Brand Attachment e Challenger Brand | Il Segreto del successo

Nutella, Diesel, Apple, Aspirina, Sanpellegrino non temono i loro competitor neanche quando questi riescono a lanciare prodotti simili a prezzo inferiore. Qual è il “segreto” oltre la qualità? Le storie di successo scritte da queste imprese sembrano suggerire che anche in tempo di crisi, la risposta migliore non è necessariamente il prezzo più basso.

Brand attachment, attaccamento del consumatore alla marca, e challenger brand, i marchi che sfidano il mercato e a volte lo sbaragliano, sembrano essere il vero segreto. Il prodotto diventa parte della vita del consumatore ed è proprio sul senso di appartenenza che anche MINI sta impostando la sua crescita.

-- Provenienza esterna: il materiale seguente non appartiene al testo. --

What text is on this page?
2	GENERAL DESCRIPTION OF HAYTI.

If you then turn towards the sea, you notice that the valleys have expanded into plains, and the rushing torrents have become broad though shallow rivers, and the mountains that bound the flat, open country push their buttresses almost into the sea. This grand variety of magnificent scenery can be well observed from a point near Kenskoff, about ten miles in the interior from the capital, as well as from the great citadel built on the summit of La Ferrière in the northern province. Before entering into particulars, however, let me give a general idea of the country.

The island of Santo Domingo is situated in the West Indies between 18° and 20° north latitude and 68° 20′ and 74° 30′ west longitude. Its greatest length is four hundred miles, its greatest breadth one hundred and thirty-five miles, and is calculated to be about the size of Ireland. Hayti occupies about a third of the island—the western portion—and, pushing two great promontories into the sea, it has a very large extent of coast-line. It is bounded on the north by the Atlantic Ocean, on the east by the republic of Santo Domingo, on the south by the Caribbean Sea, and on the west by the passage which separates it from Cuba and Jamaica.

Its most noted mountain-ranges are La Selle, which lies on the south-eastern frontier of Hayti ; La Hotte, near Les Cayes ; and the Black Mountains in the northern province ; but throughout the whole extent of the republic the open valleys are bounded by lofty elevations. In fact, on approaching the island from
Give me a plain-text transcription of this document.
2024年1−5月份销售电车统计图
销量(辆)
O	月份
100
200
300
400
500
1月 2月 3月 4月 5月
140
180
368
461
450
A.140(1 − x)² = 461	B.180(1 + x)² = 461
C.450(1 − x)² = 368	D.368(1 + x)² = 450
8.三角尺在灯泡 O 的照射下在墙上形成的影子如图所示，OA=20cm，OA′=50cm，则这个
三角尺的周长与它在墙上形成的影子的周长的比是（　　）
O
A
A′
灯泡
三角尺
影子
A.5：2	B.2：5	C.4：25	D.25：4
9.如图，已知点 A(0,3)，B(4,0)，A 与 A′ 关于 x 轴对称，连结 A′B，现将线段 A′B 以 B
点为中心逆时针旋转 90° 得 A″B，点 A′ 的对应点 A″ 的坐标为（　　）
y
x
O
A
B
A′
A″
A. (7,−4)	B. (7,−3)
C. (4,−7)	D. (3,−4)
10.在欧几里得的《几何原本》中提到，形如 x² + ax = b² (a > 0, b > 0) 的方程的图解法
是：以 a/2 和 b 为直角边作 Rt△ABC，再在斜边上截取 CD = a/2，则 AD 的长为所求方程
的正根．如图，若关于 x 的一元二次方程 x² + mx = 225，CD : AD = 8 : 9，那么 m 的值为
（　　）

Attraverso numerosi eventi (gare, concerti, ecc.) indirizzati sia a chi già possiede una MINI, e la creazione di “app” che raccolgono tutti i fan di MINI BMW sta sviluppando una strategia sempre più raffinata e tecnologica per creare senso di appartenenza. Lo fanno le automobili, ma non solo. APPLE è un challenger brand per eccellenza. I puristi diranno che non è così, ma alla fine le tecnologie utilizzate rispetto ai prodotti della concorrenza, per esempio Samsung, forse non sono così incredibili. Eppure diversi fattori giocano a favore di Apple: l’essere stato il first mover sul mercato, il design, la gestione, il packaging, i punti vendita, gli Apple Store, il servizio post-vendita.

Challenger brand si ritrovano anche nel mondo dell’abbigliamento: si pensi al sorpasso ormai storico di DIESEL a discapito di LEVI’S. E’ vero, si tratta di uno stile completamente differente, ma a giustificare il notevole differenziale di prezzo sono stati investimenti in marketing e comunicazione.

Anche nel mondo dei farmaci la storia si ripete. I farmaci equivalenti costano meno e dovrebbero vendere di più, ma ci sono marchi come Aspirina che, pur avendo un prezzo superiore rispetto ai generici, vengono ancora preferiti per l’alto coinvolgimento del cliente e per la fiducia che ispirano. La differenza la fa ancora una volta il brand.

Soprattutto quando si parla di beni di largo consumo, la qualità si dà per scontata: è una condizione necessaria, non sufficiente per il successo. Il brand aggiunge così alla qualità gli elementi che sono necessari per sfondare e restare al top. È quel che sta succedendo con le cosiddette marche commerciali per i prodotti di largo consumo nella grande distribuzione.  È proprio il brand delle catene di distribuzione che assicura alle marche commerciali l’appeal per aver successo poiché il prezzo basso da sé non è sufficiente.

In Italia, per esempio, sono in forte crescita i marchi di garanzia quali Coop ed Esselunga. Un simile approccio sta avvenendo per i farmaci generici, con alcune catene di farmacie che usano il loro marchio per lanciare farmaci equivalenti.

Il massimo a cui il marketing di un’azienda può aspirare è creare un marchio così forte da dare il nome alla sua categoria. Nasce quindi il brand “di categoria”: è il caso della Ferrero bravissima a creare prodotti di categoria dai Kinder ai Ferrero Rocher, ai Pocket Coffee o Grand Soleil, il primo gelato che non passa attraverso la catena del freddo grazie all’ausilio di nuovi macchinari che creano prodotti innovativi. Gli esempi riportati ci dicono che, un buon prodotto, per sfondare, ha bisogno di un buon marchio che non si limita a identificare il singolo prodotto, potendo anche estendersi alla catena di distribuzione o all’intera categoria, il fine ultimo, in ogni caso, è lo stesso: sviluppare un senso di appartenenza.